DARLING’S HYBRID IDENTITY IN NOVIOLET BULAWAYO’S WE NEED NEW NAMES

Abdul Aziz Yusuf

 

Abstract

Through We Need New Names, Bulawayo exposes the crisis happened in Zimbabwe which triggers the migration of many Zimbabweans to South Africa or United States. She tells the difficulties undergone by immigrants in United States through Darling’s character, the main character of the novel. As an immigrant, Darling experiences a lot of difficulties in adjusting to her new environment due some huge cultural differences between her homeland and the host country. This novel is analyzed using hybridity theory through Homy K. Bhabha’s perspective.
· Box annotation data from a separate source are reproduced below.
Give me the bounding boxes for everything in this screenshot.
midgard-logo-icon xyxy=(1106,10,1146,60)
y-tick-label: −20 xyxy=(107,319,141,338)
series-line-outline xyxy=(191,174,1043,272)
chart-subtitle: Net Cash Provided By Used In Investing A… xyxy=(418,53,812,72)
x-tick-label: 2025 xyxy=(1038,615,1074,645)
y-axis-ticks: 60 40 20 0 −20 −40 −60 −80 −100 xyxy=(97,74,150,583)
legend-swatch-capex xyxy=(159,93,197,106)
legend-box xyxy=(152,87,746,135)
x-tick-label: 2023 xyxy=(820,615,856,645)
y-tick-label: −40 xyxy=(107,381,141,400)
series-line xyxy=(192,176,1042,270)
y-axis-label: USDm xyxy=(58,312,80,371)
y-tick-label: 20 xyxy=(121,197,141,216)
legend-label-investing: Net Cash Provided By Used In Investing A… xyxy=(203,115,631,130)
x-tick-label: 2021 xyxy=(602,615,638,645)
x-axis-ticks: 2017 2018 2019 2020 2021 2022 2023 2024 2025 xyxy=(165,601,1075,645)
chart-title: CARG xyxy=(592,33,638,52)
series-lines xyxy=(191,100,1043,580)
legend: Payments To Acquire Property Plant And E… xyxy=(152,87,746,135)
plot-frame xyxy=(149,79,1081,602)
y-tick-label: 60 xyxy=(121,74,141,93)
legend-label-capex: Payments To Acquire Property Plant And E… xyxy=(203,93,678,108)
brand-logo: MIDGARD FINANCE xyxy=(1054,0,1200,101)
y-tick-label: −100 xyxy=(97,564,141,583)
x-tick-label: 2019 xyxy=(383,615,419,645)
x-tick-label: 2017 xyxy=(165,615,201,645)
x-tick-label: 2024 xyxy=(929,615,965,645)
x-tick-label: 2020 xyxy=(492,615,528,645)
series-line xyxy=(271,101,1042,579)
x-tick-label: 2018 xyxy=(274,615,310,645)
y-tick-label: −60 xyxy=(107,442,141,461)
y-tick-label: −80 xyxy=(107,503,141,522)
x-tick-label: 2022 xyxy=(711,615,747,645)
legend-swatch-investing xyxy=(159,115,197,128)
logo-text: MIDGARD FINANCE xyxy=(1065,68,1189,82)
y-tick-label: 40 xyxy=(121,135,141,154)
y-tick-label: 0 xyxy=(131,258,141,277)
Darling’s process to acquire hybridity is analyzed and divided into three stages in correlation with Bhabha’s three key concepts; unhomeliness, mimicry, and hybridity. In attempts to blend in, Darling has to negotiate the host culture and let go off some of her own culture. However, she still gets to maintain some of her own culture that are tolerable in the host society. This studies concludes that Darling ultimately acquires hybridity after a sequence of attempts where she practices the host society’s cultures and maintains her own culture in the same time. NoViolet Bulawayo, as the author of the novel, agrees with the concept of hybridity as a strategy to survive in the host country since these cultural differences and difficulties to adapt in the new environment are inevitable for the immigrants.

 

Keywords: Diaspora, Hybridity, Identity, Mimicry, Unhomeliness.